Four Suggestions for a Good Start to the New School Year

By Dr Tara Seward, LCP

As a country we have been faced with many challenging events and difficult decisions over the past few months. The most recent of those challenging decisions involves school for the up-coming academic year. As a parent of children in elementary, middle, and high school, I can appreciate all the energy you put into making your decision.

When it comes to our children, it is easy to become emotional because we love them dearly and want to provide them with the best of opportunities. In all the uncertainty of these current times, many people have become worried about how to best provide for their child’s academic needs. Every family must evaluate their current situation and make the best decision for their family. My goal here is to help you execute whatever plan you and your family have for the coming academic year.
 

So here goes,

  1.  Be careful about the language you use to talk about the upcoming school year.

    Now, to be clear, I am not talking about the rated R language. When we are anxious or frustrated, we are more likely to use rigid, catastrophic, and global language. This is psychologist-speak for language that focuses on no-win situations, worst-case scenarios, and encompassing everything. The bottom line is that these types of patterns keep us stuck and fuel anxiety. When we use this type of language around our children, it actually encourages them to worry. Children that are more prone to anxiety have an increased vulnerability to adopt these patterns that can blossom into an anxiety disorder. Instead of saying, “This next school year is going to be a disaster, and nobody is going to learn anything”. I would recommend explaining to your child that this next year is going to be different than your previous school years. There are parts of the coming school year that we know and parts that we don’t know, yet. This new school set-up is going to give us an opportunity to be flexible and possibly learn some new things about ourselves.

     
  2.  Be careful not to dismiss your children’s concerns or fears about the upcoming school year.

    In other words, don’t tell them not to worry or everything is going to be fine. Everything will be fine, and we will adjust and adapt but to tell your children not to worry usually makes them worry more. Be sure to acknowledge their concern and ask what caused them to have that concern. Sometimes their fears are things we can educate them about and provide accurate information to alleviate their fear. Other times, we may have to acknowledge that what they are afraid of is a possibility and the steps we are taking to minimize that possibility. Lastly, we may have to admit that the thing they are afraid of is not known and how hard it is to sit in the uncertainty of not knowing.

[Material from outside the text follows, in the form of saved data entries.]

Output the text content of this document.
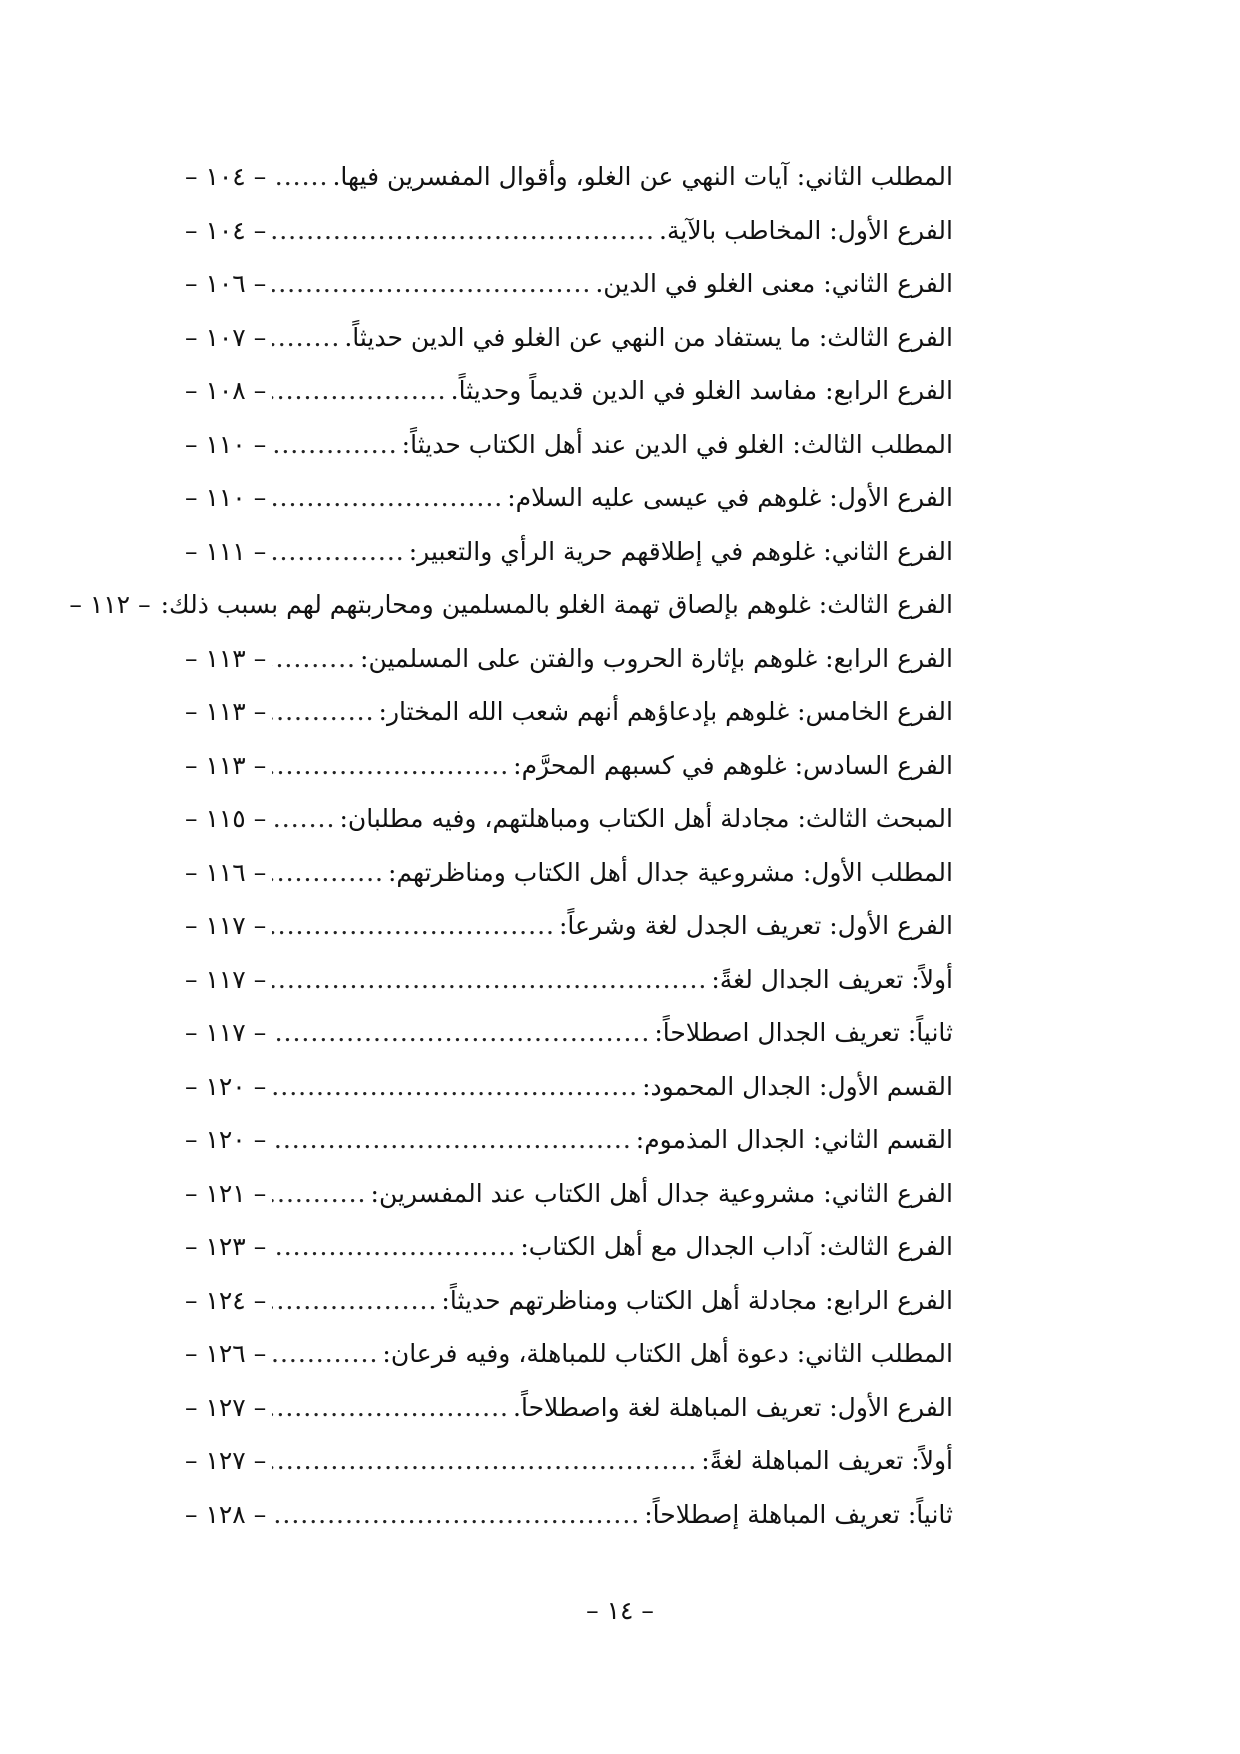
المطلب الثاني: آيات النهي عن الغلو، وأقوال المفسرين فيها.
.....
– ١٠٤ –
الفرع الأول: المخاطب بالآية.
.....
– ١٠٤ –
الفرع الثاني: معنى الغلو في الدين.
.....
– ١٠٦ –
الفرع الثالث: ما يستفاد من النهي عن الغلو في الدين حديثاً.
.....
– ١٠٧ –
الفرع الرابع: مفاسد الغلو في الدين قديماً وحديثاً.
.....
– ١٠٨ –
المطلب الثالث: الغلو في الدين عند أهل الكتاب حديثاً:
.....
– ١١٠ –
الفرع الأول: غلوهم في عيسى عليه السلام:
.....
– ١١٠ –
الفرع الثاني: غلوهم في إطلاقهم حرية الرأي والتعبير:
.....
– ١١١ –
الفرع الثالث: غلوهم بإلصاق تهمة الغلو بالمسلمين ومحاربتهم لهم بسبب ذلك:
– ١١٢ –
الفرع الرابع: غلوهم بإثارة الحروب والفتن على المسلمين:
.....
– ١١٣ –
الفرع الخامس: غلوهم بإدعاؤهم أنهم شعب الله المختار:
.....
– ١١٣ –
الفرع السادس: غلوهم في كسبهم المحرَّم:
.....
– ١١٣ –
المبحث الثالث: مجادلة أهل الكتاب ومباهلتهم، وفيه مطلبان:
.....
– ١١٥ –
المطلب الأول: مشروعية جدال أهل الكتاب ومناظرتهم:
.....
– ١١٦ –
الفرع الأول: تعريف الجدل لغة وشرعاً:
.....
– ١١٧ –
أولاً: تعريف الجدال لغةً:
.....
– ١١٧ –
ثانياً: تعريف الجدال اصطلاحاً:
.....
– ١١٧ –
القسم الأول: الجدال المحمود:
.....
– ١٢٠ –
القسم الثاني: الجدال المذموم:
.....
– ١٢٠ –
الفرع الثاني: مشروعية جدال أهل الكتاب عند المفسرين:
.....
– ١٢١ –
الفرع الثالث: آداب الجدال مع أهل الكتاب:
.....
– ١٢٣ –
الفرع الرابع: مجادلة أهل الكتاب ومناظرتهم حديثاً:
.....
– ١٢٤ –
المطلب الثاني: دعوة أهل الكتاب للمباهلة، وفيه فرعان:
.....
– ١٢٦ –
الفرع الأول: تعريف المباهلة لغة واصطلاحاً.
.....
– ١٢٧ –
أولاً: تعريف المباهلة لغةً:
.....
– ١٢٧ –
ثانياً: تعريف المباهلة إصطلاحاً:
.....
– ١٢٨ –
– ١٤ –
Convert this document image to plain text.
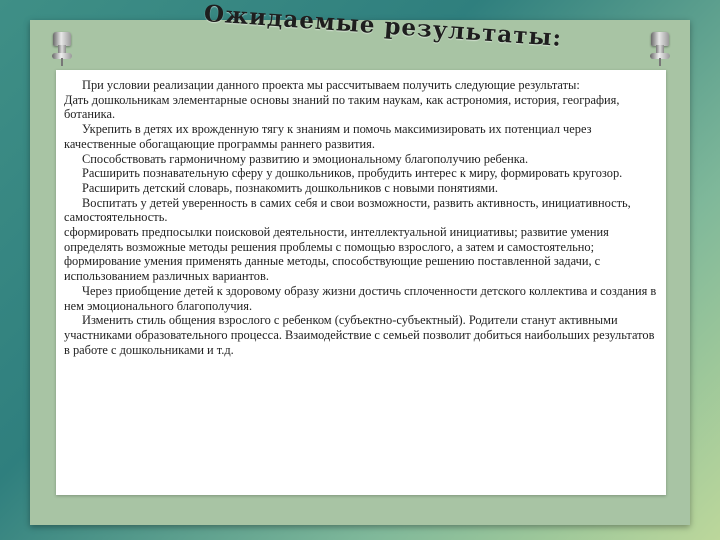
Ожидаемые результаты:

При условии реализации данного проекта мы рассчитываем получить следующие результаты:

Дать дошкольникам элементарные основы знаний по таким наукам, как астрономия, история, география, ботаника.

Укрепить в детях их врожденную тягу к знаниям и помочь максимизировать их потенциал через качественные обогащающие программы раннего развития.

Способствовать гармоничному развитию и эмоциональному благополучию ребенка.

Расширить познавательную сферу у дошкольников, пробудить интерес к миру, формировать кругозор.

Расширить детский словарь, познакомить дошкольников с новыми понятиями.

Воспитать у детей уверенность в самих себя и свои возможности, развить активность, инициативность, самостоятельность.

сформировать предпосылки поисковой деятельности, интеллектуальной инициативы; развитие умения определять возможные методы решения проблемы с помощью взрослого, а затем и самостоятельно; формирование умения применять данные методы, способствующие решению поставленной задачи, с использованием различных вариантов.

Через приобщение детей к здоровому образу жизни достичь сплоченности детского коллектива и создания в нем эмоционального благополучия.

Изменить стиль общения взрослого с ребенком (субъектно-субъектный). Родители станут активными участниками образовательного процесса. Взаимодействие с семьей позволит добиться наибольших результатов в работе с дошкольниками и т.д.
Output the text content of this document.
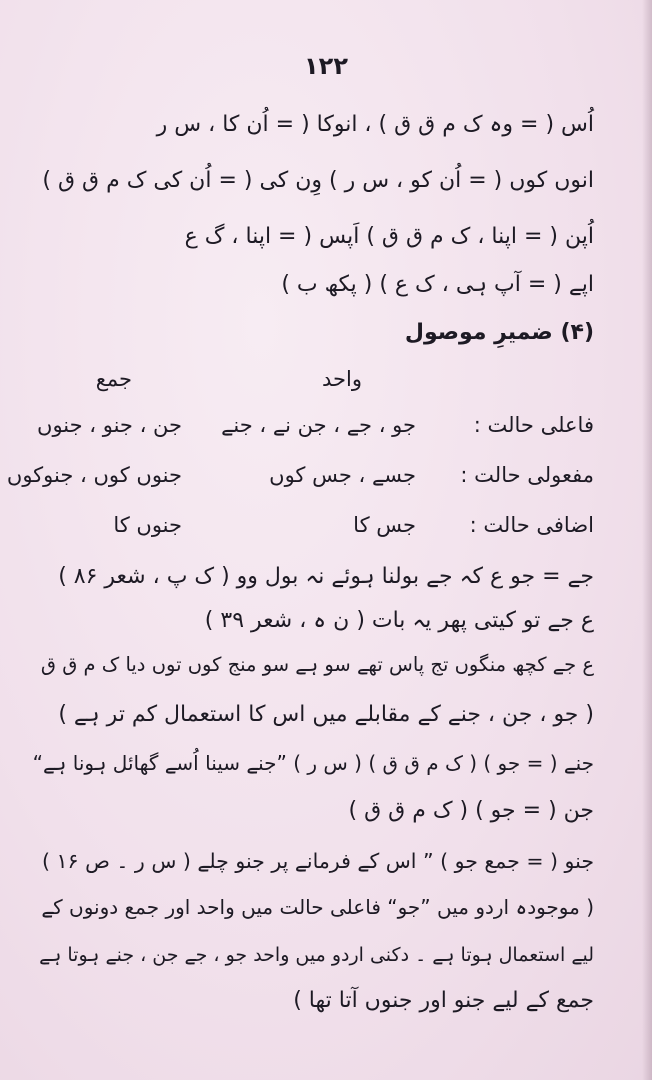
۱۲۲
اُس ( = وہ ک م ق ق ) ، انوکا ( = اُن کا ، س ر
انوں کوں ( = اُن کو ، س ر ) وِن کی ( = اُن کی ک م ق ق )
اُپن ( = اپنا ، ک م ق ق ) اَپس ( = اپنا ، گ ع
اپے ( = آپ ہی ، ک ع ) ( پکھ ب )
(۴) ضمیرِ موصول
واحد
جمع
فاعلی حالت :
جو ، جے ، جن نے ، جنے
جن ، جنو ، جنوں
مفعولی حالت :
جسے ، جس کوں
جنوں کوں ، جنوکوں
اضافی حالت :
جس کا
جنوں کا
جے = جو ع کہ جے بولنا ہوئے نہ بول وو ( ک پ ، شعر ۸۶ )
ع جے تو کیتی پھر یہ بات ( ن ہ ، شعر ۳۹ )
ع جے کچھ منگوں تج پاس تھے سو ہے سو منج کوں توں دیا ک م ق ق
( جو ، جن ، جنے کے مقابلے میں اس کا استعمال کم تر ہے )
جنے ( = جو ) ( ک م ق ق ) ( س ر ) ”جنے سینا اُسے گھائل ہونا ہے“
جن ( = جو ) ( ک م ق ق )
جنو ( = جمع جو ) ” اس کے فرمانے پر جنو چلے ( س ر ۔ ص ۱۶ )
( موجودہ اردو میں ”جو“ فاعلی حالت میں واحد اور جمع دونوں کے
لیے استعمال ہوتا ہے ۔ دکنی اردو میں واحد جو ، جے جن ، جنے ہوتا ہے
جمع کے لیے جنو اور جنوں آتا تھا )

You may be able to provide some examples of when you were uncertain and how you tolerated that uncomfortable feeling.

     
  3.  As we continue to move into this next phase of transition, it is important to remember to be kind to yourself and those around you.

    Everyone, including your children, are doing the best they can under unusual circumstances. No matter what school decision your family makes, be excited about it - at least in front of your children. If you seem stressed and worried, they will pick up on that vibe and make it their own. If you express excitement and eagerness to explore this new phase, they will be more open as well.

     
  4.  Be creative.

    Often times, worry and stress create a sense of tunnel vision which interferes with our problem-solving abilities. I have been so impressed with the creativity that many families have already demonstrated regarding the upcoming school year. For example, some families are partnering with one or two other families and trading homes to meet up and complete their school lessons together. The children don’t have to be identical ages/grades in order to support each other. In fact, having different grades work together can help older children review concepts when they are helping younger children.

     

I know parents are weary from the extra demands being placed on them along with the concerns about their children’s educational progress. There are no easy answers but avoid projecting your thoughts too far into the future – worry loves to hang out there. If we spend too much time focusing on the distant future, we miss the opportunities in this moment. I encourage you to focus on the next step you need to take and taking that step with as much optimism and energy as you can muster.